If you are self-employed and make more than $400 a year, you also have to pay Social Security taxes, but you do so when you file your income taxes. You’ll also have to pay your share of the Medicare tax, since that’s also not being deducted from your paycheck. Together, these two components are referred to as the “self-employment tax.”
In addition to filling out a Schedule C (profit or loss from business), you’ll have to complete a Schedule SE to determine your self-employment tax. That’s on top of the income tax you’ll owe on the earnings you generate through your business.
According to the IRS, you’re classified as “self-employed” if you run a trade or business either by yourself or under a partnership. This covers everyone from a freelance graphic designer to someone who runs a general contracting business with a partner.
Calculating Your Tax Liability
If you’re an employee, you pay 6.2 percent of your income in Social Security tax—though only on the first $128,400 of your salary—and an additional 1.45 percent for Medicare tax on your entire earnings. The employer kicks in an equal amount for each.
But self-employed individuals have to pay both the employee and employer portion of the tax. That means they have to fork over 12.4 percent for Social Security taxes and 2.9 percent for Medicare—a total of 15.3 percent. The government reasons that people who work for themselves are both employer and employee, so they have to pay both shares.
The good news is that you’re allowed to take a couple of deductions that reduce your tax bill, alleviating at least a part of the extra tax you’ll have to pony up.
First, in determining your self-employment tax, you can reduce your net earnings by the employer’s portion of the Social Security and Medicare taxes, or 7.65 percent. Say you made $50,000 in net earnings for the year. You’d only have to pay self-employment taxes on $46,175 of that amount ($50,000 x 92.35 percent).
You’d multiply $46,175 by 15.3 percent (the combined Social Security and Medicare tax rate) for a total self-employment tax of $7,046.78.
The other tax break comes from deducting the employer share of the self-employment tax from your income tax, since the IRS treats that portion as a business expense. In our example, the individual owes $7,046.78 in self-employment tax and can reduce his or her taxable earnings by half of that, or $3,523.39.
You enter this amount in the adjusted gross income section of Form 1040 where it says “Deductible part of self-employment tax.” It’s the part of the form where you deduct things like Traditional IRA contributions and student loan interest.
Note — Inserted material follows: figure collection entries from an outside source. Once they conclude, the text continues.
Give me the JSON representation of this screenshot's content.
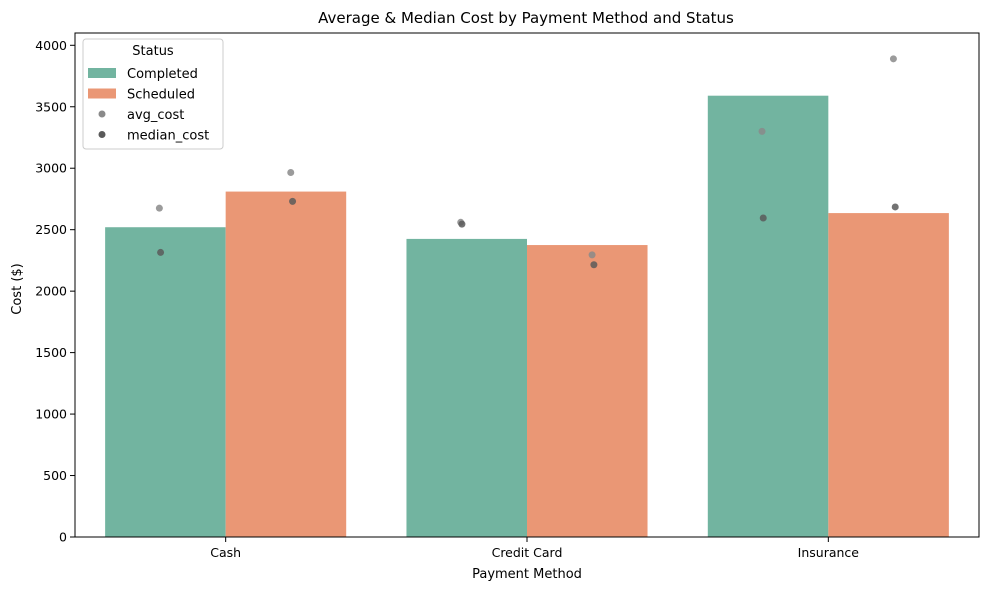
{
  "chart_data": {
    "type": "bar",
    "title": "Average & Median Cost by Payment Method and Status",
    "xlabel": "Payment Method",
    "ylabel": "Cost ($)",
    "ylim": [
      0,
      4100
    ],
    "yticks": [
      0,
      500,
      1000,
      1500,
      2000,
      2500,
      3000,
      3500,
      4000
    ],
    "categories": [
      "Cash",
      "Credit Card",
      "Insurance"
    ],
    "series": [
      {
        "name": "Completed",
        "color": "#72b4a0",
        "values": [
          2520,
          2425,
          3590
        ]
      },
      {
        "name": "Scheduled",
        "color": "#ea9775",
        "values": [
          2810,
          2375,
          2635
        ]
      }
    ],
    "points": [
      {
        "name": "avg_cost",
        "color": "#8a8a8a",
        "values": [
          {
            "category": "Cash",
            "status": "Completed",
            "y": 2675
          },
          {
            "category": "Cash",
            "status": "Scheduled",
            "y": 2965
          },
          {
            "category": "Credit Card",
            "status": "Completed",
            "y": 2560
          },
          {
            "category": "Credit Card",
            "status": "Scheduled",
            "y": 2295
          },
          {
            "category": "Insurance",
            "status": "Completed",
            "y": 3300
          },
          {
            "category": "Insurance",
            "status": "Scheduled",
            "y": 3890
          }
        ]
      },
      {
        "name": "median_cost",
        "color": "#5a5a5a",
        "values": [
          {
            "category": "Cash",
            "status": "Completed",
            "y": 2315
          },
          {
            "category": "Cash",
            "status": "Scheduled",
            "y": 2730
          },
          {
            "category": "Credit Card",
            "status": "Completed",
            "y": 2545
          },
          {
            "category": "Credit Card",
            "status": "Scheduled",
            "y": 2215
          },
          {
            "category": "Insurance",
            "status": "Completed",
            "y": 2595
          },
          {
            "category": "Insurance",
            "status": "Scheduled",
            "y": 2685
          }
        ]
      }
    ],
    "legend": {
      "title": "Status",
      "placement": "top-left",
      "entries": [
        {
          "label": "Completed",
          "kind": "bar",
          "color": "#72b4a0"
        },
        {
          "label": "Scheduled",
          "kind": "bar",
          "color": "#ea9775"
        },
        {
          "label": "avg_cost",
          "kind": "point",
          "color": "#8a8a8a"
        },
        {
          "label": "median_cost",
          "kind": "point",
          "color": "#5a5a5a"
        }
      ]
    },
    "grid": false
  }
}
Unfortunately, you’re still paying more in Social Security and Medicare taxes than typical employees. But at least the two deductions help mitigate that extra expense.
Bear in mind, too, that you don’t have to pay self-employment tax on every cent you bring in—only on your actual profits. Needless to say, it pays to keep a detailed record of any business expenses and enter them on your Schedule C so you can reduce your net income.
Qualifying for Benefits
The Social Security Administration (SSA) uses a metric known as a “work credit” to determine your eligibility for benefits. The amount of work credits you need depends on your date of birth. But the maximum that anyone needs is 40 credits.
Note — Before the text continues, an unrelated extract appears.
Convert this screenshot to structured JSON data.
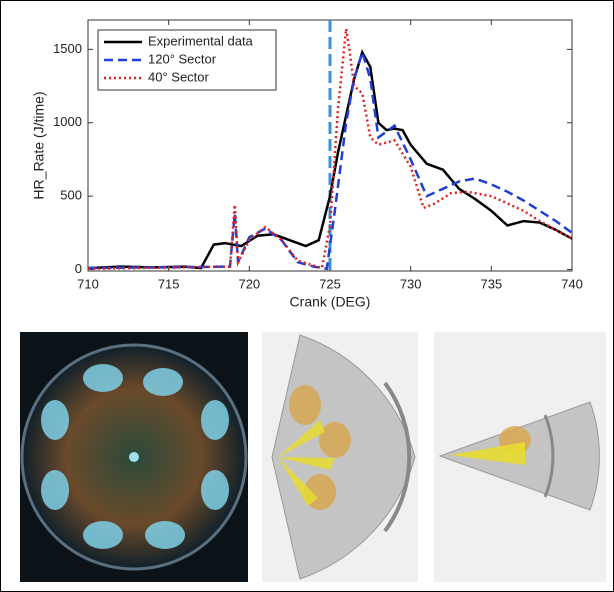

For 2018, self-employed workers earn one work credit for every $1,320 they earn in a given year, just like other employees. The maximum number of work credits you can earn in a year is four. So if you make $5,280 or more in net earnings, you’ve maxed out your credits for the year.
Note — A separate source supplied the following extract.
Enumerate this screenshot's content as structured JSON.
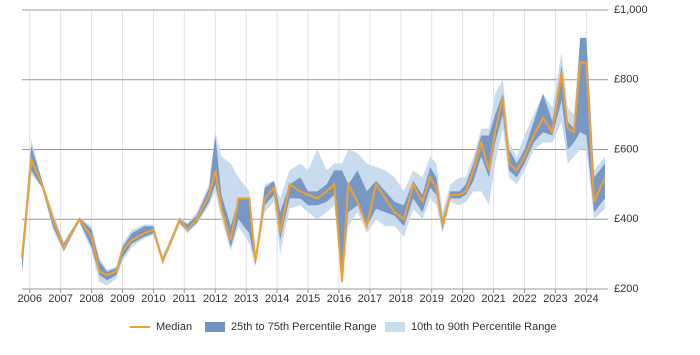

The actual amount you receive through Social Security is based on your lifetime earnings. The SSA calculates your averaged monthly earnings for the 35 years in which you earned the most money. Using a mathematical formula, it calculates your basic benefit amount based on your average earnings.
The more you earn, whether it’s as an employee or from your own business, the bigger your check will be each month.